Do you remember the times when you were able to do a simple keyword research to kick-start your content marketing efforts?
You would cherry-pick the most promising ranking opportunities by selecting a few low-competiton, but high-volume keywords among hundreds or even thousands of keywords. Then you strictly optimized your content with the goal to show up in search engines high for that single target keyword. And unless you had delusions of grandeur to rank for the search terms like "table" or "technology", with enough elbow grease and enough high-quality content, it was achievable.
But not anymore. While focusing on one primary keyword worked a few years ago, this strategy will not yield the best results today. Hubspot has even gone as far as sunsetting its Keyword Tool in a few weeks. There are several reasons for that. Search engines have now evolved to better anticipate real-world search behavior, predict search intent, and therefore improve the quality of the results:
- Their advanced algorithms are able to grasp semantically related concepts which results in one piece of content potentially ranking for a bunch of related keywords.
- Google (and other search engines) are also tailoring search results to individual users, which makes it increasingly harder to calculate keyword ranking positions, so betting the farm on one keyword is becoming very inefficient.
- Lastly, Google & Co. aren't looking for one-hit wonders but for trustworthy and authoritative content sources that consistently create high-quality content that attracts a lot of readers.
While I do believe that there is value in keeping an eye on your keywords once in a while — afterall, you need some data to inform your content strategy — I want to show you an alternative today.
How Your Prospects Are Using Topics In Their Searches
Let's start by having a look at how your prospects are using search today.
Imagine you are an enterprise IT project manager and your organization has just migrated to Windows 10. Now, it is your responsibility to rollout OS upgrades into your entire IT estate twice a year, and you need to get a crash course on everything there is to know about Windows Servicing.
Since you are just starting out, you could search for "Windows 10 Servicing Model" or "Windows Branching" (the correct term until Microsoft changed the entire Windows 10 update terminology), "Windows 10 support timeline" or hundreds of other keywords.
As you can see from the screenshot on the right, you will get some Microsoft TechNet articles, followed by educational blog posts.
As the IT project manager, you are under a lot of pressure and you know failure in a desktop IT management project isn't an option, so you would try to find every reputable article there is on the topic.
The problem is this: you don't know where to start; you are not familiar (yet) with the terminology. This is where topic clusters come in.
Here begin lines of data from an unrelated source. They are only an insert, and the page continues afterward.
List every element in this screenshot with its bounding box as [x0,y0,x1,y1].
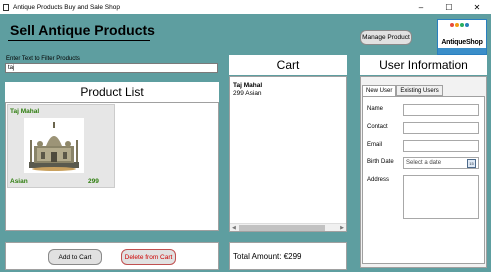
user-info-title: User Information [360,55,487,75]
address-field[interactable] [403,175,479,219]
product-list-title: Product List [5,82,219,102]
cart-item-name[interactable]: Taj Mahal [233,82,262,89]
heading-underline [8,40,150,41]
add-to-cart-button[interactable]: Add to Cart [48,249,102,265]
product-price: 299 [88,178,99,185]
birth-date-picker[interactable]: Select a date 15 [403,157,479,169]
filter-label: Enter Text to Filter Products [6,56,80,62]
logo-dots-icon [450,22,470,29]
contact-label: Contact [367,124,388,130]
address-label: Address [367,177,390,183]
birth-date-label: Birth Date [367,159,394,165]
actions-panel [5,242,219,270]
scrollbar-thumb[interactable] [239,225,325,231]
filter-input[interactable]: taj [5,63,218,73]
name-field[interactable] [403,104,479,116]
logo-text: AntiqueShop [441,39,483,46]
close-icon[interactable]: ✕ [463,0,491,14]
email-field[interactable] [403,140,479,152]
cart-horizontal-scrollbar[interactable]: ◀ ▶ [230,223,346,231]
page-title: Sell Antique Products [10,22,155,38]
window-controls: – ☐ ✕ [407,0,491,14]
calendar-icon[interactable]: 15 [467,159,476,168]
window-title: Antique Products Buy and Sale Shop [13,3,120,11]
cart-item-detail: 299 Asian [233,90,262,97]
name-label: Name [367,106,384,112]
date-placeholder: Select a date [406,160,442,166]
manage-product-button[interactable]: Manage Product [360,30,412,45]
cart-panel [229,76,347,232]
tab-existing-users[interactable]: Existing Users [396,85,443,96]
scroll-right-icon[interactable]: ▶ [340,224,344,232]
cart-title: Cart [229,55,347,75]
product-category: Asian [10,178,28,185]
email-label: Email [367,142,383,148]
contact-field[interactable] [403,122,479,134]
minimize-icon[interactable]: – [407,0,435,14]
total-amount: Total Amount: €299 [233,252,302,261]
product-card[interactable]: Taj Mahal Asian 299 [7,104,115,188]
taj-mahal-image [24,118,84,173]
scroll-left-icon[interactable]: ◀ [232,224,236,232]
antique-shop-logo: AntiqueShop [437,19,487,55]
app-icon [3,3,9,11]
maximize-icon[interactable]: ☐ [435,0,463,14]
delete-from-cart-button[interactable]: Delete from Cart [121,249,176,265]
product-name: Taj Mahal [10,108,40,115]
logo-bar [438,48,486,54]
window-titlebar: Antique Products Buy and Sale Shop – ☐ ✕ [0,0,491,14]
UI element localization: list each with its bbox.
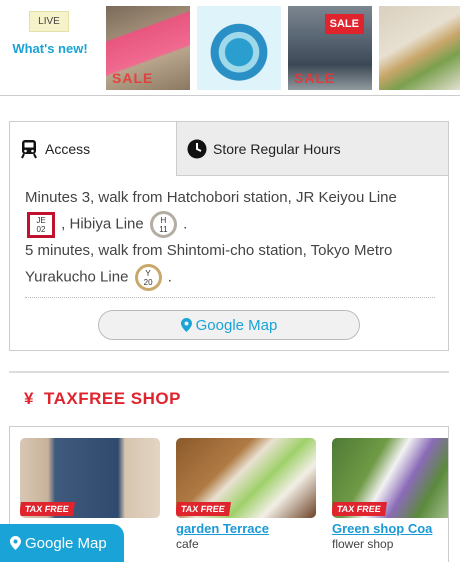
shop-name-link[interactable]: garden Terrace xyxy=(176,521,316,536)
news-thumb-blue-dress[interactable] xyxy=(197,6,281,90)
whats-new-block[interactable]: LIVE What's new! xyxy=(0,0,100,96)
hibiya-line-text: , Hibiya Line xyxy=(61,215,144,233)
shop-name-link[interactable]: Green shop Coa xyxy=(332,521,448,536)
route-hatchobori-text: Minutes 3, walk from Hatchobori station,… xyxy=(25,189,397,206)
access-directions: Minutes 3, walk from Hatchobori station,… xyxy=(25,185,435,291)
tax-free-ribbon: TAX FREE xyxy=(176,502,231,516)
news-thumb-pink-top[interactable]: SALE xyxy=(106,6,190,90)
live-badge: LIVE xyxy=(29,11,69,32)
shop-image[interactable]: TAX FREE xyxy=(20,438,160,518)
route-hatchobori: Minutes 3, walk from Hatchobori station,… xyxy=(25,185,435,238)
map-pin-icon xyxy=(180,318,192,332)
tab-store-hours-label: Store Regular Hours xyxy=(213,140,341,157)
shop-image[interactable]: TAX FREE xyxy=(176,438,316,518)
yurakucho-line-badge: Y 20 xyxy=(134,264,162,291)
map-pin-icon xyxy=(10,536,21,550)
route-end-period: . xyxy=(183,215,188,233)
sale-sign: SALE xyxy=(324,14,364,34)
shop-card-apron[interactable]: TAX FREE xyxy=(20,438,160,518)
tab-store-hours[interactable]: Store Regular Hours xyxy=(176,122,448,176)
divider xyxy=(25,297,435,298)
shop-image[interactable]: TAX FREE xyxy=(332,438,448,518)
tax-free-ribbon: TAX FREE xyxy=(20,502,75,516)
route-end-period: . xyxy=(167,268,172,286)
section-divider xyxy=(9,371,449,373)
access-tabs: Access Store Regular Hours xyxy=(10,122,448,176)
floating-google-map-button[interactable]: Google Map xyxy=(0,524,124,562)
yen-icon: ¥ xyxy=(24,389,34,408)
google-map-button[interactable]: Google Map xyxy=(98,310,360,340)
jr-keiyou-line-badge: JE 02 xyxy=(27,211,55,238)
tax-free-ribbon: TAX FREE xyxy=(332,502,387,516)
shop-card-green-shop[interactable]: TAX FREE Green shop Coa flower shop xyxy=(332,438,448,551)
sale-overlay: SALE xyxy=(294,70,336,86)
news-thumbnails: SALE SALE SALE xyxy=(106,6,460,90)
shop-category: flower shop xyxy=(332,537,394,551)
news-strip: LIVE What's new! SALE SALE SALE xyxy=(0,0,460,96)
tab-access-label: Access xyxy=(45,141,91,157)
whats-new-link[interactable]: What's new! xyxy=(0,41,100,56)
google-map-button-label: Google Map xyxy=(195,316,278,334)
floating-google-map-label: Google Map xyxy=(25,534,107,552)
sale-overlay: SALE xyxy=(112,70,154,86)
route-shintomicho-text: 5 minutes, walk from Shintomi-cho statio… xyxy=(25,242,393,286)
clock-icon xyxy=(187,139,207,159)
tab-access[interactable]: Access xyxy=(10,122,176,176)
shop-card-garden-terrace[interactable]: TAX FREE garden Terrace cafe xyxy=(176,438,316,551)
route-shintomicho: 5 minutes, walk from Shintomi-cho statio… xyxy=(25,238,435,291)
news-thumb-sale-store[interactable]: SALE SALE xyxy=(288,6,372,90)
shop-category: cafe xyxy=(176,537,199,551)
taxfree-heading: ¥ TAXFREE SHOP xyxy=(24,389,181,409)
train-icon xyxy=(19,139,39,159)
access-panel: Access Store Regular Hours Minutes 3, wa… xyxy=(9,121,449,351)
news-thumb-food-plate[interactable] xyxy=(379,6,460,90)
taxfree-heading-text: TAXFREE SHOP xyxy=(43,389,181,408)
hibiya-line-badge: H 11 xyxy=(149,211,177,238)
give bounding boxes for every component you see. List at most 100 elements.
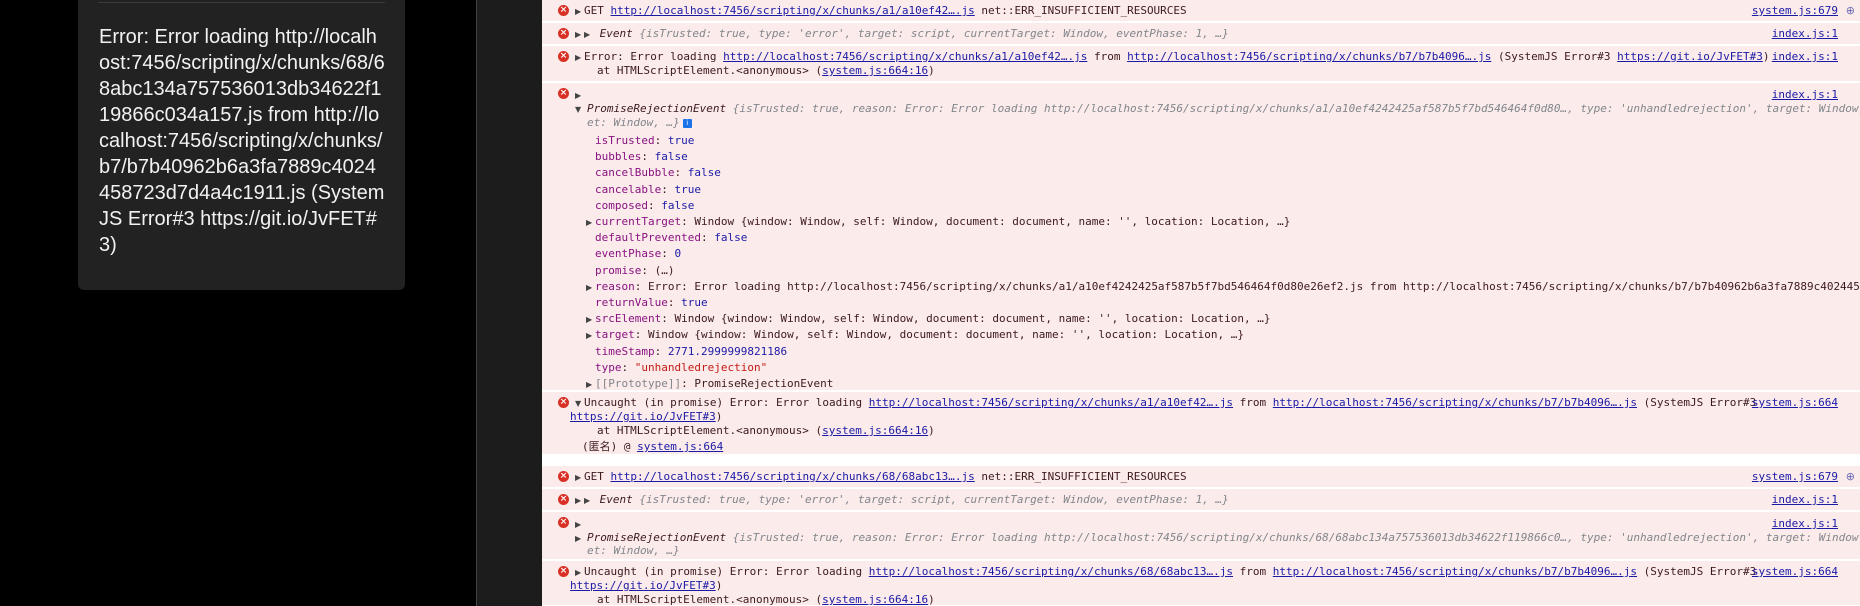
property-key: returnValue [595,296,668,309]
error-prefix: Error: Error loading [584,50,717,63]
stack-frame-text: at HTMLScriptElement.<anonymous> ( [597,64,823,77]
stack-frame-link[interactable]: system.js:664:16 [822,64,928,77]
error-icon: × [558,5,569,16]
expand-arrow-icon[interactable]: ▶ [575,470,584,486]
error-icon: × [558,494,569,505]
console-panel: × ▶ GET http://localhost:7456/scripting/x… [542,0,1860,606]
event-label: Event [599,27,633,40]
property-value: "unhandledrejection" [634,360,768,374]
property-row: defaultPrevented: false [586,230,747,246]
error-icon: × [558,51,569,62]
request-url-link[interactable]: http://localhost:7456/scripting/x/chunks… [611,4,975,17]
property-row[interactable]: ▶ [[Prototype]]: PromiseRejectionEvent [586,376,833,392]
expand-arrow-icon[interactable]: ▶ [586,377,595,393]
property-separator: : [661,182,675,196]
source-link[interactable]: index.js:1 [1772,49,1838,65]
chunk-url-link[interactable]: http://localhost:7456/scripting/x/chunks… [869,565,1233,578]
systemjs-error-text: (SystemJS Error#3 [1643,396,1757,409]
card-divider [98,2,385,3]
property-key: defaultPrevented [595,231,701,245]
property-separator: : [654,134,668,147]
error-prefix: Uncaught (in promise) Error: Error loadi… [584,396,863,409]
console-entry-event[interactable]: × ▶ ▶ Event {isTrusted: true, type: 'erro… [542,23,1860,45]
git-link[interactable]: https://git.io/JvFET#3 [570,410,716,423]
console-entry-promise-rejection-expanded[interactable]: × ▶ index.js:1 ▼ PromiseRejectionEvent {… [542,83,1860,391]
expand-arrow-icon[interactable]: ▶ [584,27,593,43]
expand-arrow-icon[interactable]: ▶ [575,50,584,66]
expand-arrow-icon[interactable]: ▶ [586,312,595,328]
parent-url-link[interactable]: http://localhost:7456/scripting/x/chunks… [1127,50,1491,63]
expand-arrow-icon[interactable]: ▶ [575,4,584,20]
parent-url-link[interactable]: http://localhost:7456/scripting/x/chunks… [1273,396,1637,409]
console-entry-get-error[interactable]: × ▶ GET http://localhost:7456/scripting/x… [542,466,1860,488]
console-entry-uncaught[interactable]: × ▶ Uncaught (in promise) Error: Error lo… [542,561,1860,606]
network-globe-icon[interactable]: ⊕ [1846,3,1855,19]
error-message: Error: Error loading http://localhost:74… [99,26,385,256]
expand-arrow-icon[interactable]: ▶ [586,280,595,296]
collapse-arrow-icon[interactable]: ▼ [575,102,584,118]
property-separator: : [681,377,695,390]
network-globe-icon[interactable]: ⊕ [1846,469,1855,485]
console-entry-event[interactable]: × ▶ ▶ Event {isTrusted: true, type: 'erro… [542,489,1860,511]
request-url-link[interactable]: http://localhost:7456/scripting/x/chunks… [611,470,975,483]
event-preview: {isTrusted: true, type: 'error', target:… [639,27,1229,40]
error-icon: × [558,566,569,577]
error-prefix: Uncaught (in promise) Error: Error loadi… [584,565,863,578]
source-link[interactable]: index.js:1 [1772,492,1838,508]
console-entry-error-loading[interactable]: × ▶ Error: Error loading http://localhost… [542,46,1860,82]
from-text: from [1239,565,1267,578]
source-link[interactable]: index.js:1 [1772,26,1838,42]
property-row[interactable]: ▶ target: Window {window: Window, self: W… [586,327,1244,343]
property-row: bubbles: false [586,149,688,165]
stack-frame-link[interactable]: system.js:664:16 [822,424,928,437]
expand-arrow-icon[interactable]: ▶ [575,531,584,547]
stack-frame-text: at HTMLScriptElement.<anonymous> ( [597,593,823,606]
console-entry-get-error[interactable]: × ▶ GET http://localhost:7456/scripting/x… [542,0,1860,22]
info-badge-icon[interactable]: i [682,118,692,128]
property-row[interactable]: ▶ srcElement: Window {window: Window, sel… [586,311,1271,327]
property-separator: : [647,198,662,212]
systemjs-error-text: (SystemJS Error#3 [1497,50,1611,63]
paren-close: ) [715,410,723,423]
error-code: net::ERR_INSUFFICIENT_RESOURCES [981,470,1187,483]
expand-arrow-icon[interactable]: ▶ [575,27,584,43]
property-value: true [681,296,708,309]
source-link[interactable]: system.js:679 [1752,3,1838,19]
error-icon: × [558,88,569,99]
from-text: from [1093,50,1121,63]
expand-arrow-icon[interactable]: ▶ [586,215,595,231]
console-entry-promise-rejection[interactable]: × ▶ index.js:1 ▶ PromiseRejectionEvent {… [542,512,1860,560]
git-link[interactable]: https://git.io/JvFET#3 [1617,50,1763,63]
property-value: Window {window: Window, self: Window, do… [694,215,1291,228]
error-icon: × [558,517,569,528]
property-row[interactable]: ▶ reason: Error: Error loading http://loc… [586,279,1860,295]
stack-frame-text: at HTMLScriptElement.<anonymous> ( [597,424,823,437]
property-key: srcElement [595,312,662,326]
chunk-url-link[interactable]: http://localhost:7456/scripting/x/chunks… [869,396,1233,409]
anonymous-frame-link[interactable]: system.js:664 [637,440,723,453]
request-method: GET [584,4,604,17]
property-row: cancelable: true [586,182,701,198]
expand-arrow-icon[interactable]: ▶ [575,493,584,509]
property-value: 2771.2999999821186 [667,344,788,358]
git-link[interactable]: https://git.io/JvFET#3 [570,579,716,592]
expand-arrow-icon[interactable]: ▶ [586,328,595,344]
chunk-url-link[interactable]: http://localhost:7456/scripting/x/chunks… [723,50,1087,63]
property-key: eventPhase [595,247,662,261]
property-row[interactable]: ▶ currentTarget: Window {window: Window, … [586,214,1290,230]
property-separator: : [661,247,675,261]
parent-url-link[interactable]: http://localhost:7456/scripting/x/chunks… [1273,565,1637,578]
property-key: promise [595,263,642,277]
expand-arrow-icon[interactable]: ▶ [584,493,593,509]
property-row: promise: (…) [586,263,674,279]
paren-close: ) [928,593,935,606]
property-key: bubbles [595,150,642,164]
stack-frame-link[interactable]: system.js:664:16 [822,593,928,606]
paren-close: ) [928,424,935,437]
property-row: type: "unhandledrejection" [586,360,767,376]
source-link[interactable]: system.js:664 [1752,395,1838,411]
source-link[interactable]: system.js:664 [1752,564,1838,580]
console-entry-uncaught[interactable]: × ▼ Uncaught (in promise) Error: Error lo… [542,392,1860,455]
source-link[interactable]: system.js:679 [1752,469,1838,485]
event-label: Event [599,493,633,506]
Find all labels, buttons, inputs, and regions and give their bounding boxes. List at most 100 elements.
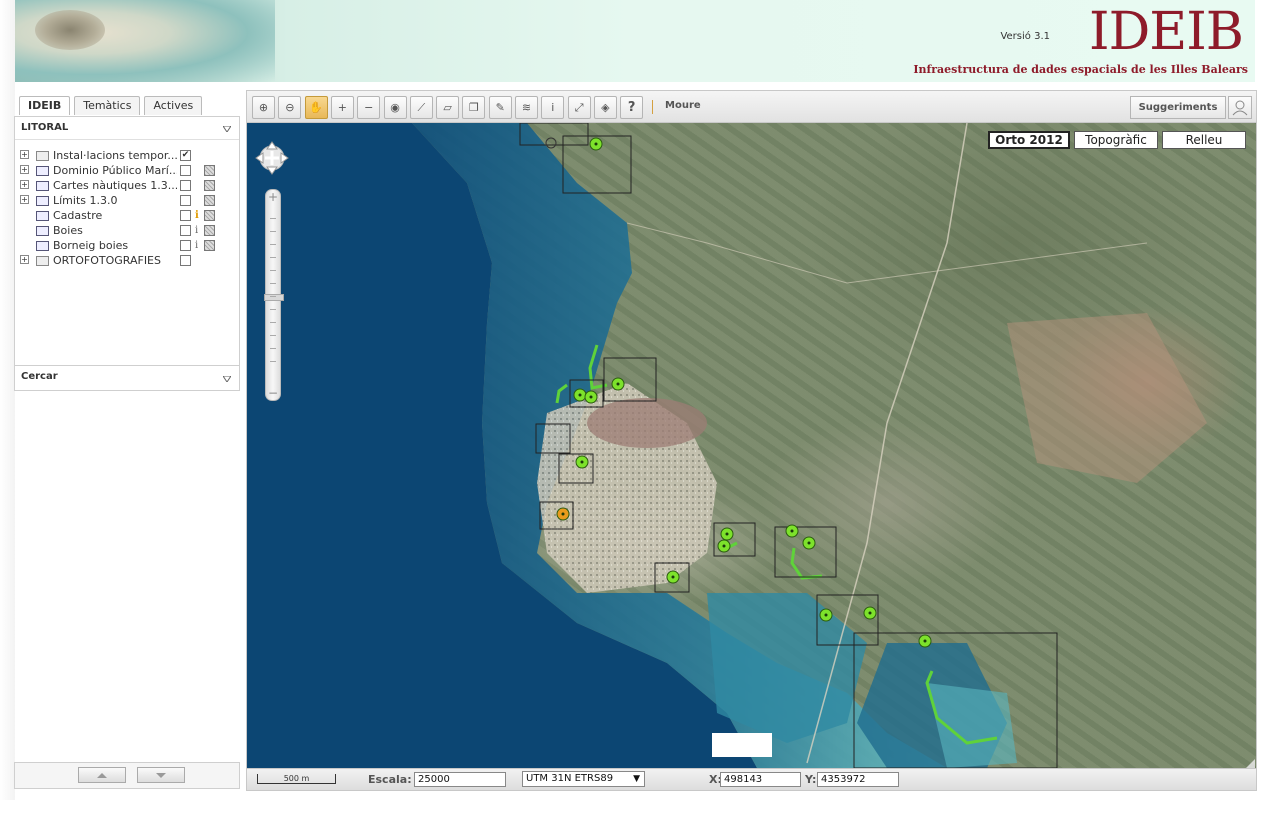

Because our client, Juriba, has written more (and better) content on the Windows 10 Servicing topic than anyone else with the execption of Microsoft, they are ranking within the Top 10 with a variety of articles that range from high-level strategy recommendations down to practical how-to implementation recommendations.
Their content covers the entire buyer's journey for their primary target personas!
Now, switching back to the role of a tech marketer, you can see how important it is to not only rank for specific keywords but to dominate entire topic clusters. Today, I want to share with you one of the secrects of how to get there.
What Is A Topic Cluster?
Instead of creating lots of stand-alone pieces of content, topic clusters are an effective way to organize multiple content assets related to an overarching topic by hyperlinking to and from a single “pillar” page.
This pillar page is a large piece of content that covers the topic broadly. As you link to and from this page from other related pages and blog posts, it acts as the main hub to increase the page's authority, improve overall visibility for readers and search engines alike, and over time, rank higher on the entire topic. This will not only result in a cleaner and more deliberate site architecture but will also boost user experience and the stickiness of your site.
Over the next weeks, I want to cover topic clusters in more detail and show you, step-by-step, how to decide which topics your content strategy should focus around, how to build and maintain topic clusters within your HubSpot marketing automation tool, and how you can leverage topic clusters for your lead generation.